RC: There was this guy named Palmer Brown. He was in television, and he made a mark for himself. Francine Tanchuck, who had been working on the support side as a supervisor. And I knew of people who were support staff, but I did not know of anyone in film that I could say hi [to]. So I looked to anyone. And you know, I would write them letters. Nobody ever brought me on. But at the same time, I got busy with Spike and these guys. I was so busy that if someone else had offered me an internship on their film, I couldn't take it.

ACQ: It's so interesting to me that this decision that you made to do your own thing years later becomes cornerstones of Black culture, films, aesthetics.
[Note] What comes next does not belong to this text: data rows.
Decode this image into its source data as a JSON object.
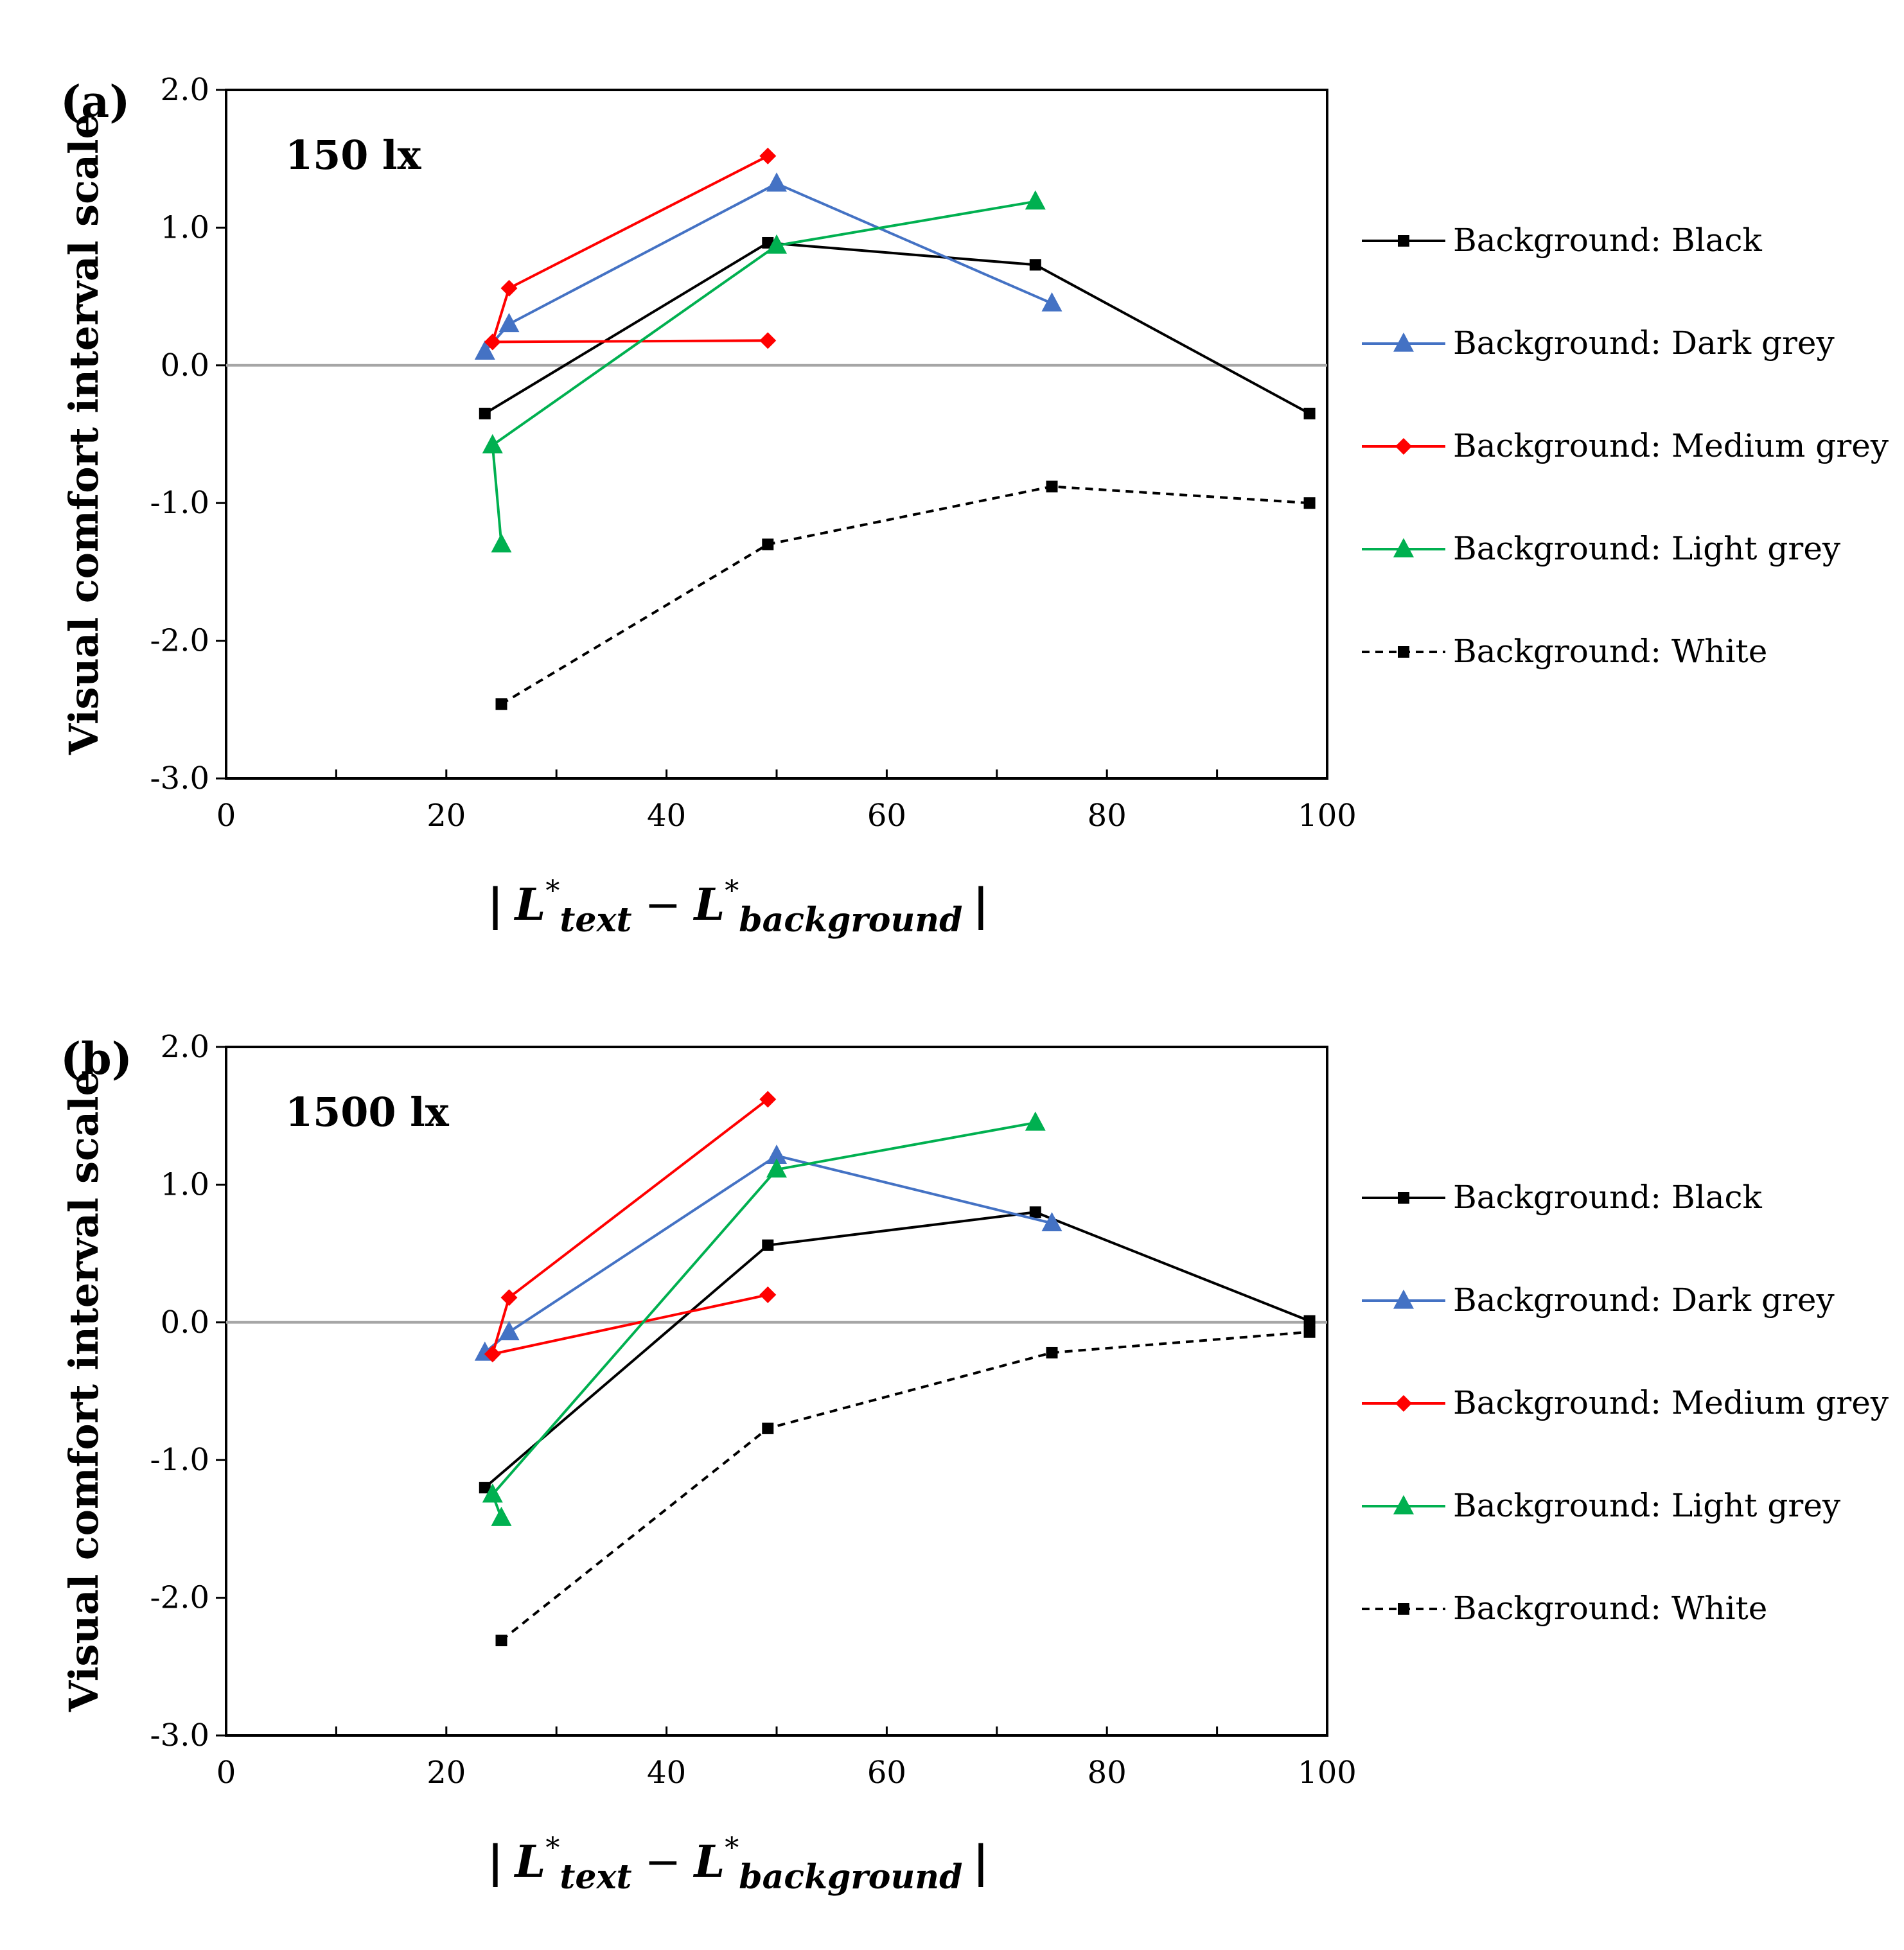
{
  "figure_panels": [
    {
      "letter": "(a)",
      "illuminance_label": "150 lx"
    },
    {
      "letter": "(b)",
      "illuminance_label": "1500 lx"
    }
  ],
  "axis_text": {
    "ylabel": "Visual comfort interval scale",
    "xlabel_bar": "|",
    "xlabel_L": "L",
    "xlabel_star": "*",
    "xlabel_text_sub": "text",
    "xlabel_minus": "−",
    "xlabel_background_sub": "background"
  },
  "chart_data": [
    {
      "type": "line",
      "title": "150 lx",
      "xlabel": "| L*text − L*background |",
      "ylabel": "Visual comfort interval scale",
      "xlim": [
        0,
        100
      ],
      "ylim": [
        -3.0,
        2.0
      ],
      "x_ticks": [
        0,
        20,
        40,
        60,
        80,
        100
      ],
      "x_tick_labels": [
        "0",
        "20",
        "40",
        "60",
        "80",
        "100"
      ],
      "y_ticks": [
        2.0,
        1.0,
        0.0,
        -1.0,
        -2.0,
        -3.0
      ],
      "y_tick_labels": [
        "2.0",
        "1.0",
        "0.0",
        "-1.0",
        "-2.0",
        "-3.0"
      ],
      "reference_line_y": 0.0,
      "legend_position": "right",
      "series": [
        {
          "name": "Background: Black",
          "color": "#000000",
          "marker": "square",
          "dashed": false,
          "points": [
            [
              23.5,
              -0.35
            ],
            [
              49.2,
              0.89
            ],
            [
              73.5,
              0.73
            ],
            [
              98.4,
              -0.35
            ]
          ]
        },
        {
          "name": "Background: Dark grey",
          "color": "#4472C4",
          "marker": "triangle",
          "dashed": false,
          "points": [
            [
              23.5,
              0.1
            ],
            [
              25.7,
              0.3
            ],
            [
              50.0,
              1.32
            ],
            [
              75.0,
              0.45
            ]
          ]
        },
        {
          "name": "Background: Medium grey",
          "color": "#FF0000",
          "marker": "diamond",
          "dashed": false,
          "points": [
            [
              49.2,
              0.18
            ],
            [
              24.2,
              0.17
            ],
            [
              25.7,
              0.56
            ],
            [
              49.2,
              1.52
            ]
          ]
        },
        {
          "name": "Background: Light grey",
          "color": "#00B050",
          "marker": "triangle",
          "dashed": false,
          "points": [
            [
              25.0,
              -1.3
            ],
            [
              24.2,
              -0.58
            ],
            [
              50.0,
              0.87
            ],
            [
              73.5,
              1.19
            ]
          ]
        },
        {
          "name": "Background: White",
          "color": "#000000",
          "marker": "square",
          "dashed": true,
          "points": [
            [
              25.0,
              -2.46
            ],
            [
              49.2,
              -1.3
            ],
            [
              75.0,
              -0.88
            ],
            [
              98.4,
              -1.0
            ]
          ]
        }
      ]
    },
    {
      "type": "line",
      "title": "1500 lx",
      "xlabel": "| L*text − L*background |",
      "ylabel": "Visual comfort interval scale",
      "xlim": [
        0,
        100
      ],
      "ylim": [
        -3.0,
        2.0
      ],
      "x_ticks": [
        0,
        20,
        40,
        60,
        80,
        100
      ],
      "x_tick_labels": [
        "0",
        "20",
        "40",
        "60",
        "80",
        "100"
      ],
      "y_ticks": [
        2.0,
        1.0,
        0.0,
        -1.0,
        -2.0,
        -3.0
      ],
      "y_tick_labels": [
        "2.0",
        "1.0",
        "0.0",
        "-1.0",
        "-2.0",
        "-3.0"
      ],
      "reference_line_y": 0.0,
      "legend_position": "right",
      "series": [
        {
          "name": "Background: Black",
          "color": "#000000",
          "marker": "square",
          "dashed": false,
          "points": [
            [
              23.5,
              -1.2
            ],
            [
              49.2,
              0.56
            ],
            [
              73.5,
              0.8
            ],
            [
              98.4,
              0.01
            ]
          ]
        },
        {
          "name": "Background: Dark grey",
          "color": "#4472C4",
          "marker": "triangle",
          "dashed": false,
          "points": [
            [
              23.5,
              -0.22
            ],
            [
              25.7,
              -0.07
            ],
            [
              50.0,
              1.21
            ],
            [
              75.0,
              0.72
            ]
          ]
        },
        {
          "name": "Background: Medium grey",
          "color": "#FF0000",
          "marker": "diamond",
          "dashed": false,
          "points": [
            [
              49.2,
              0.2
            ],
            [
              24.2,
              -0.23
            ],
            [
              25.7,
              0.18
            ],
            [
              49.2,
              1.62
            ]
          ]
        },
        {
          "name": "Background: Light grey",
          "color": "#00B050",
          "marker": "triangle",
          "dashed": false,
          "points": [
            [
              25.0,
              -1.42
            ],
            [
              24.2,
              -1.25
            ],
            [
              50.0,
              1.11
            ],
            [
              73.5,
              1.45
            ]
          ]
        },
        {
          "name": "Background: White",
          "color": "#000000",
          "marker": "square",
          "dashed": true,
          "points": [
            [
              25.0,
              -2.31
            ],
            [
              49.2,
              -0.77
            ],
            [
              75.0,
              -0.22
            ],
            [
              98.4,
              -0.07
            ]
          ]
        }
      ]
    }
  ]
}
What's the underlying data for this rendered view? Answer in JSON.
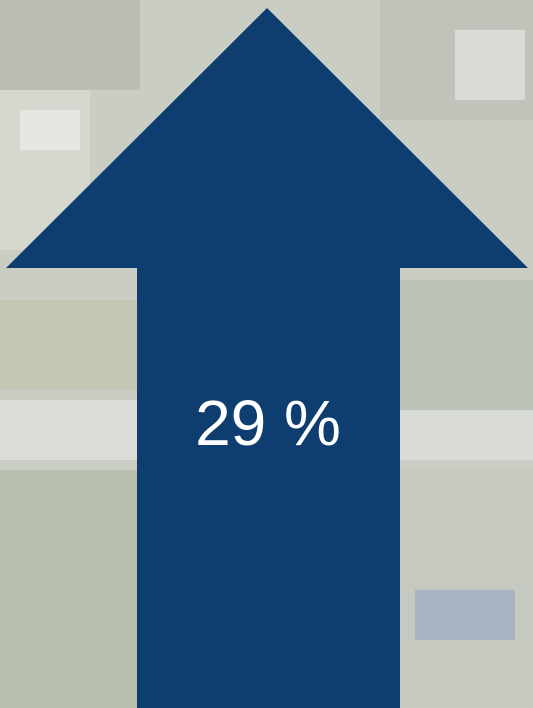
{
  "label": "29 %"
}
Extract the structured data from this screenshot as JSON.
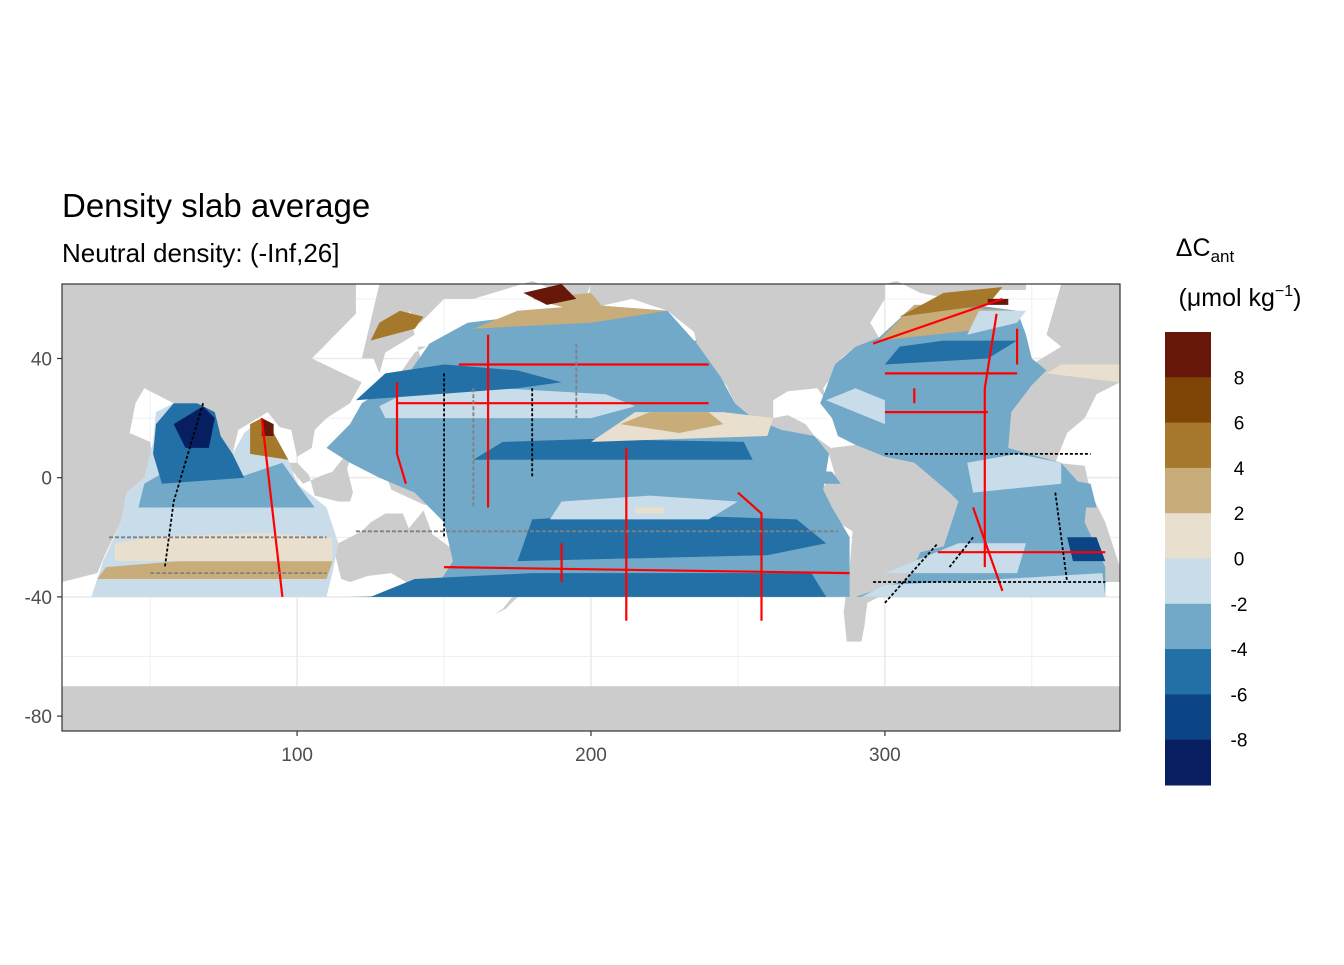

How does that feel?

RC:: Well, every film opportunity was an opportunity for me to learn the medium. So now, years later, I can say that I was not only learning the medium, I was actually learning how to have a voice. I came out of theater, and I was like, how do I make my movies theatrical and dramatic? How do I bring [the] strong point of view that I've seen in theater productions? And so now looking back…I can see the aesthetic. I can see the art.

ACQ: I remember working with your archives and seeing the level of care and detail, like mud on the fabric from Roots. And it shocked me that you had not won an Oscar yet. It makes me think of what happens when Black folk are awarded later in life. It makes me think about the frustration that we might feel at the beginning, because white people might receive awards sooner than we do. Did you feel frustrated?

RC: No, because I didn't look to them for validation. I knew that there were awards that were handed out to the same people over and over again in costume design. So people like Spike Lee said to me, don't worry about winning awards. Just do a good job. When we think that this is going to be it, and then it doesn't get you the award, is everything that you've accomplished negated? And all of these awards are biased and racist. They're based on a lot of subjectivity. And so how do you measure your own worth? Based on something that doesn't really know you?

ACQ: When I first came to the U.S. as someone from Trinidad, seeing the way that structural racism worked in America, I could not understand how it was possible to navigate life while also having your self worth remain intact. How did you manage that?

RC: In order to rise above that, you have to see yourself in a bigger light — that is someone who is worthy of opportunity, worthy of knowledge, worthy of beauty on your own standard. And that stayed with me.